Lang approached Gordon and asked him for the $2,500 Warhol asked for the print.

“It was a rock ‘n’ roll time, none of us thought about anything,” Gordon said. “[Cooper] ends up going to an insane asylum for his drinking and leaves New York for L.A.”

“Alice says he remembers having a conversation with Warhol about the picture. He thinks the conversation was real, but he couldn’t put his hand on a Bible and say that it was.”

The piece ended up in storage with some of Cooper’s touring equipment, where it stayed, rolled up in a tube, for nearly 40 years.

Four years ago, Gordon was advised by a friend to retrieve it after hearing that a print from the same collection – Warhol’s Death and Disaster series – sold for more than $11 million.

While the Warhol piece still remains in storage – after finding out how much it was worth, Cooper didn’t feel comfortable hanging it in his home – it may not be for long. The 22×28 inch piece is unsigned and will need to be authenticated before it can be sold, especially for such a high buying price.

The Andy Warhol Foundation for the Visual Arts, the organization that used to be responsible for authenticating Warhol paintings, stopped authenticating work in 2011 after a legal dispute.

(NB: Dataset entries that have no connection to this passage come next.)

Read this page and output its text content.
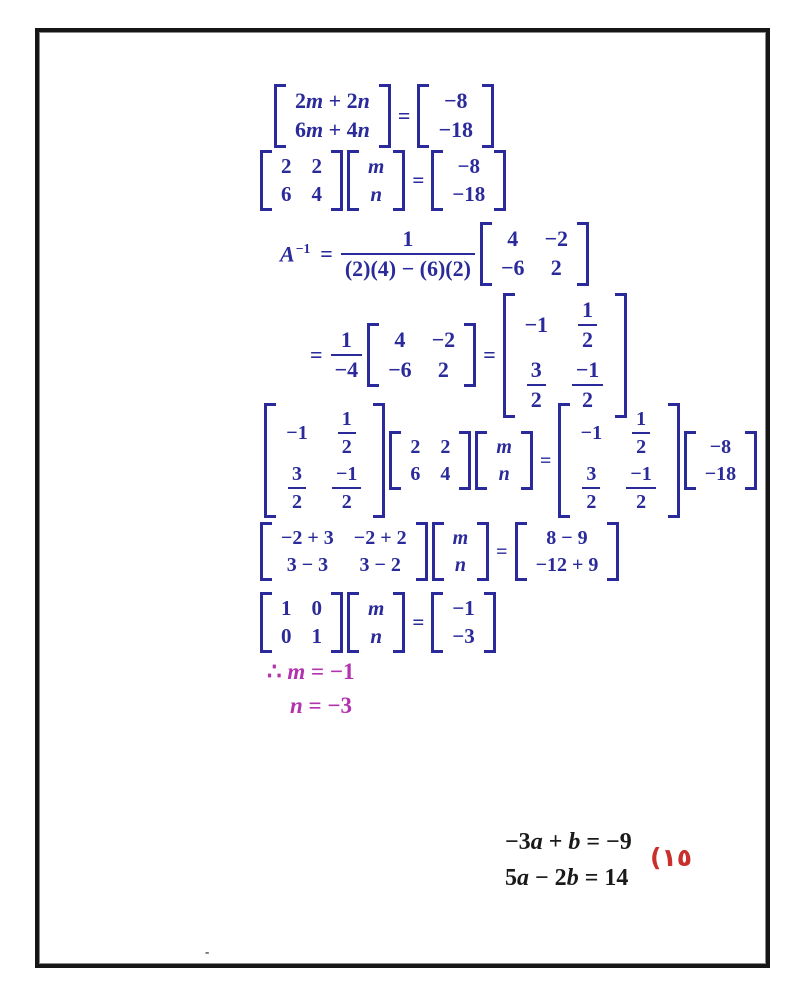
2m + 2n
6m + 4n
=
−8
−18
2 2
6 4
m
n
=
−8
−18
$A^{-1} = \frac{1}{(2)(4) - (6)(2)} 4 -2$
−6 2
= $\frac{1}{-4} 4 -2$
−6 2
=
$-1 \frac{1}{2}$
$\frac{3}{2} \frac{-1}{2}$
$-1 \frac{1}{2}$
$\frac{3}{2} \frac{-1}{2}$
2 2
6 4
m
n
=
$-1 \frac{1}{2}$
$\frac{3}{2} \frac{-1}{2}$
−8
−18
−2 + 3 −2 + 2
3 − 3 3 − 2
m
n
=
8 − 9
−12 + 9
1 0
0 1
m
n
=
−1
−3
∴ m = −1
n = −3
−3a + b = −9
5a − 2b = 14
(١٥
-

“I’m 100 percent [sure that it’s authentic],” Richard Polsky told The Guardian. “it looks right, and the story just makes too much sense. It’s hard to appreciate how little Warhol’s art was worth at the time. Twenty-five hundred was the going rate at the time.”

“Why would Andy give him a fake.”

According to Gordon, Cooper may consider hanging the piece up in his home when he returns from his tour in December.